New Treatment Could Ease Chronic Pain
Researchers may have developed a therapy that could provide a new approach to treating chronic pain, according to a study published in Nature Neuroscience.
The new treatment strategy combines two already FDA-approved drugs to target brain circuits in chronic pain patients. So far it’s only been proven to be successful in rodents, but the researchers are pursuing a clinical trial to test it in humans.
The two drugs combined to make the therapy are L-dopa, a Parkinson’s drug, and a non-steroidal anti-inflammatory drug. Together, these drugs work on brain circuits in the nucleus accumbens, preventing the neural process that leads to chronic pain.
Past research has shown that the brain changes in chronic pain patients to the point where pain signals can be transmitted even if there is no injury, or they can persist long after an injury has healed.

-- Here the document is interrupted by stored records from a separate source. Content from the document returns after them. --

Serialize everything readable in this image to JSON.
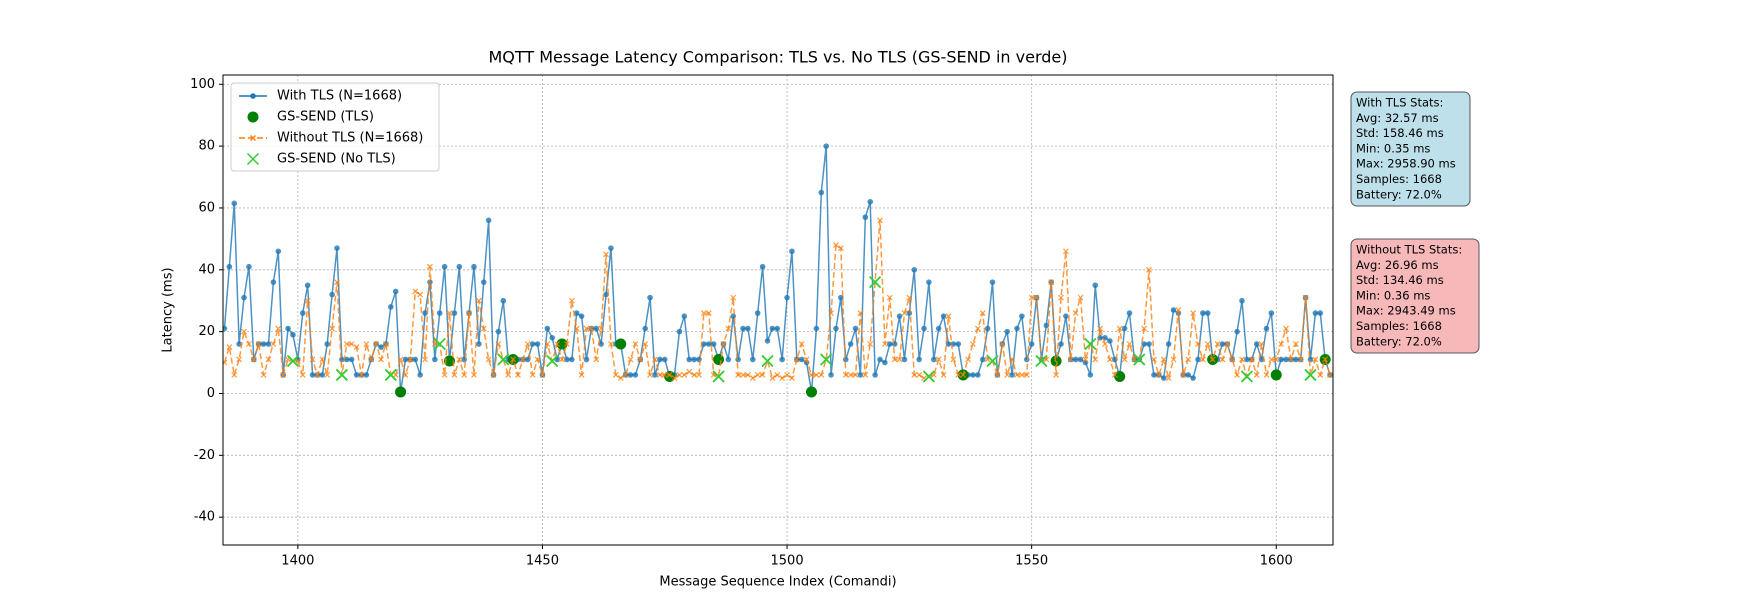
{
  "chart_data": {
    "type": "line",
    "title": "MQTT Message Latency Comparison: TLS vs. No TLS (GS-SEND in verde)",
    "x_label": "Message Sequence Index (Comandi)",
    "y_label": "Latency (ms)",
    "xlim": [
      1384.7,
      1611.6
    ],
    "ylim": [
      -49,
      103
    ],
    "xticks": [
      1400,
      1450,
      1500,
      1550,
      1600
    ],
    "yticks": [
      -40,
      -20,
      0,
      20,
      40,
      60,
      80,
      100
    ],
    "grid": true,
    "legend": "upper left",
    "x": [
      1385,
      1386,
      1387,
      1388,
      1389,
      1390,
      1391,
      1392,
      1393,
      1394,
      1395,
      1396,
      1397,
      1398,
      1399,
      1400,
      1401,
      1402,
      1403,
      1404,
      1405,
      1406,
      1407,
      1408,
      1409,
      1410,
      1411,
      1412,
      1413,
      1414,
      1415,
      1416,
      1417,
      1418,
      1419,
      1420,
      1421,
      1422,
      1423,
      1424,
      1425,
      1426,
      1427,
      1428,
      1429,
      1430,
      1431,
      1432,
      1433,
      1434,
      1435,
      1436,
      1437,
      1438,
      1439,
      1440,
      1441,
      1442,
      1443,
      1444,
      1445,
      1446,
      1447,
      1448,
      1449,
      1450,
      1451,
      1452,
      1453,
      1454,
      1455,
      1456,
      1457,
      1458,
      1459,
      1460,
      1461,
      1462,
      1463,
      1464,
      1465,
      1466,
      1467,
      1468,
      1469,
      1470,
      1471,
      1472,
      1473,
      1474,
      1475,
      1476,
      1477,
      1478,
      1479,
      1480,
      1481,
      1482,
      1483,
      1484,
      1485,
      1486,
      1487,
      1488,
      1489,
      1490,
      1491,
      1492,
      1493,
      1494,
      1495,
      1496,
      1497,
      1498,
      1499,
      1500,
      1501,
      1502,
      1503,
      1504,
      1505,
      1506,
      1507,
      1508,
      1509,
      1510,
      1511,
      1512,
      1513,
      1514,
      1515,
      1516,
      1517,
      1518,
      1519,
      1520,
      1521,
      1522,
      1523,
      1524,
      1525,
      1526,
      1527,
      1528,
      1529,
      1530,
      1531,
      1532,
      1533,
      1534,
      1535,
      1536,
      1537,
      1538,
      1539,
      1540,
      1541,
      1542,
      1543,
      1544,
      1545,
      1546,
      1547,
      1548,
      1549,
      1550,
      1551,
      1552,
      1553,
      1554,
      1555,
      1556,
      1557,
      1558,
      1559,
      1560,
      1561,
      1562,
      1563,
      1564,
      1565,
      1566,
      1567,
      1568,
      1569,
      1570,
      1571,
      1572,
      1573,
      1574,
      1575,
      1576,
      1577,
      1578,
      1579,
      1580,
      1581,
      1582,
      1583,
      1584,
      1585,
      1586,
      1587,
      1588,
      1589,
      1590,
      1591,
      1592,
      1593,
      1594,
      1595,
      1596,
      1597,
      1598,
      1599,
      1600,
      1601,
      1602,
      1603,
      1604,
      1605,
      1606,
      1607,
      1608,
      1609,
      1610,
      1611
    ],
    "series": [
      {
        "name": "With TLS (N=1668)",
        "color": "#1f77b4",
        "marker": "circle",
        "dash": false,
        "values": [
          21,
          41,
          61.5,
          16,
          31,
          41,
          11,
          16,
          16,
          16,
          36,
          46,
          6,
          21,
          19,
          11,
          26,
          35,
          6,
          6,
          6,
          16,
          32,
          47,
          11,
          11,
          11,
          6,
          6,
          6,
          11,
          16,
          15,
          16,
          28,
          33,
          0.5,
          11,
          11,
          11,
          6,
          26,
          36,
          11,
          26,
          41,
          10.5,
          26,
          41,
          11,
          26,
          41,
          16,
          36,
          56,
          6,
          20,
          30,
          11,
          11,
          11,
          11,
          11,
          16,
          16,
          6,
          21,
          18,
          11,
          16,
          11,
          11,
          26,
          25,
          11,
          21,
          21,
          16,
          32,
          47,
          16,
          16,
          6,
          6,
          6,
          11,
          21,
          31,
          6,
          11,
          11,
          5.5,
          6,
          20,
          25,
          11,
          11,
          11,
          16,
          16,
          16,
          11,
          16,
          11,
          25,
          11,
          21,
          21,
          11,
          26,
          41,
          17,
          21,
          21,
          11,
          31,
          46,
          11,
          11,
          10,
          0.5,
          21,
          65,
          80,
          6,
          21,
          31,
          11,
          16,
          21,
          6,
          57,
          62,
          6,
          11,
          10,
          16,
          16,
          25,
          11,
          26,
          40,
          11,
          21,
          36,
          11,
          21,
          25,
          16,
          16,
          16,
          6,
          6,
          6,
          6,
          11,
          21,
          36,
          6,
          16,
          20,
          6,
          21,
          25,
          11,
          16,
          31,
          11,
          22,
          36,
          10.5,
          16,
          25,
          11,
          11,
          11,
          10,
          6,
          35,
          18,
          18,
          17,
          11,
          5.5,
          21,
          26,
          11,
          11,
          16,
          16,
          6,
          6,
          5,
          16,
          27,
          26,
          6,
          6,
          5,
          11,
          26,
          26,
          11,
          11,
          16,
          16,
          11,
          20,
          30,
          11,
          11,
          16,
          11,
          21,
          26,
          6,
          11,
          11,
          11,
          11,
          11,
          31,
          11,
          26,
          26,
          11,
          6
        ]
      },
      {
        "name": "GS-SEND (TLS)",
        "color": "#008000",
        "marker": "dot",
        "scatter": true,
        "x": [
          1421,
          1431,
          1444,
          1454,
          1466,
          1476,
          1486,
          1505,
          1536,
          1555,
          1568,
          1587,
          1600,
          1610
        ],
        "values": [
          0.5,
          10.5,
          11,
          16,
          16,
          5.5,
          11,
          0.5,
          6,
          10.5,
          5.5,
          11,
          6,
          11
        ]
      },
      {
        "name": "Without TLS (N=1668)",
        "color": "#ff7f0e",
        "marker": "x",
        "dash": true,
        "values": [
          10,
          15,
          6,
          11,
          20,
          16,
          11,
          16,
          6,
          11,
          16,
          21,
          6,
          11,
          10.5,
          10.5,
          6,
          30,
          11,
          6,
          11,
          6,
          21,
          36,
          6,
          16,
          16,
          15,
          6,
          16,
          11,
          16,
          11,
          16,
          6,
          6,
          11,
          6,
          11,
          33,
          32,
          11,
          41,
          16,
          16,
          6,
          26,
          6,
          11,
          6,
          26,
          6,
          30,
          21,
          11,
          6,
          16,
          11,
          6,
          11,
          6,
          11,
          16,
          6,
          11,
          6,
          16,
          10.5,
          16,
          11,
          16,
          30,
          21,
          6,
          21,
          21,
          11,
          21,
          45,
          16,
          6,
          5,
          6,
          11,
          16,
          11,
          16,
          6,
          11,
          6,
          6,
          6,
          5,
          6,
          6,
          7,
          6,
          6,
          26,
          26,
          6,
          5.5,
          16,
          21,
          31,
          6,
          6,
          6,
          5,
          6,
          6,
          10.5,
          5,
          6,
          5,
          6,
          5,
          11,
          16,
          11,
          6,
          6,
          6,
          11,
          26,
          48,
          47,
          6,
          6,
          6,
          26,
          6,
          16,
          36,
          56,
          16,
          31,
          11,
          11,
          26,
          31,
          6,
          6,
          5,
          5.5,
          6,
          11,
          6,
          25,
          11,
          6,
          6,
          11,
          16,
          21,
          26,
          11,
          10.5,
          6,
          16,
          6,
          11,
          6,
          6,
          6,
          31,
          31,
          10.5,
          11,
          36,
          6,
          31,
          46,
          11,
          26,
          31,
          11,
          16,
          11,
          21,
          16,
          11,
          6,
          21,
          11,
          16,
          11,
          11,
          21,
          40,
          11,
          6,
          11,
          5,
          11,
          27,
          6,
          11,
          26,
          16,
          11,
          16,
          11,
          16,
          11,
          16,
          11,
          6,
          11,
          5.5,
          11,
          6,
          16,
          6,
          11,
          11,
          16,
          21,
          11,
          16,
          11,
          31,
          6,
          11,
          6,
          11,
          6
        ]
      },
      {
        "name": "GS-SEND (No TLS)",
        "color": "#32cd32",
        "marker": "bigx",
        "scatter": true,
        "x": [
          1399,
          1409,
          1419,
          1429,
          1442,
          1452,
          1486,
          1496,
          1508,
          1518,
          1529,
          1542,
          1552,
          1562,
          1572,
          1594,
          1607
        ],
        "values": [
          10.5,
          6,
          6,
          16,
          11,
          10.5,
          5.5,
          10.5,
          11,
          36,
          5.5,
          10.5,
          10.5,
          16,
          11,
          5.5,
          6
        ]
      }
    ],
    "stat_boxes": [
      {
        "color": "#add8e6",
        "lines": [
          "With TLS Stats:",
          "Avg: 32.57 ms",
          "Std: 158.46 ms",
          "Min: 0.35 ms",
          "Max: 2958.90 ms",
          "Samples: 1668",
          "Battery: 72.0%"
        ]
      },
      {
        "color": "#f4a6a6",
        "lines": [
          "Without TLS Stats:",
          "Avg: 26.96 ms",
          "Std: 134.46 ms",
          "Min: 0.36 ms",
          "Max: 2943.49 ms",
          "Samples: 1668",
          "Battery: 72.0%"
        ]
      }
    ]
  }
}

Perhaps the most interesting finding of the study at the Northwestern University Feinberg School of Medicine was the notion that chronic pain can be seen “as the brain getting addicted to pain.”
Researchers said the brain circuit that has to do with addiction gets involved in the pain process itself, suggesting that chronic pain cannot be viewed as a purely sensory phenomenon, but one that also is closely related to emotions.
Chronic pain affects an estimated 3 million people in the U.S.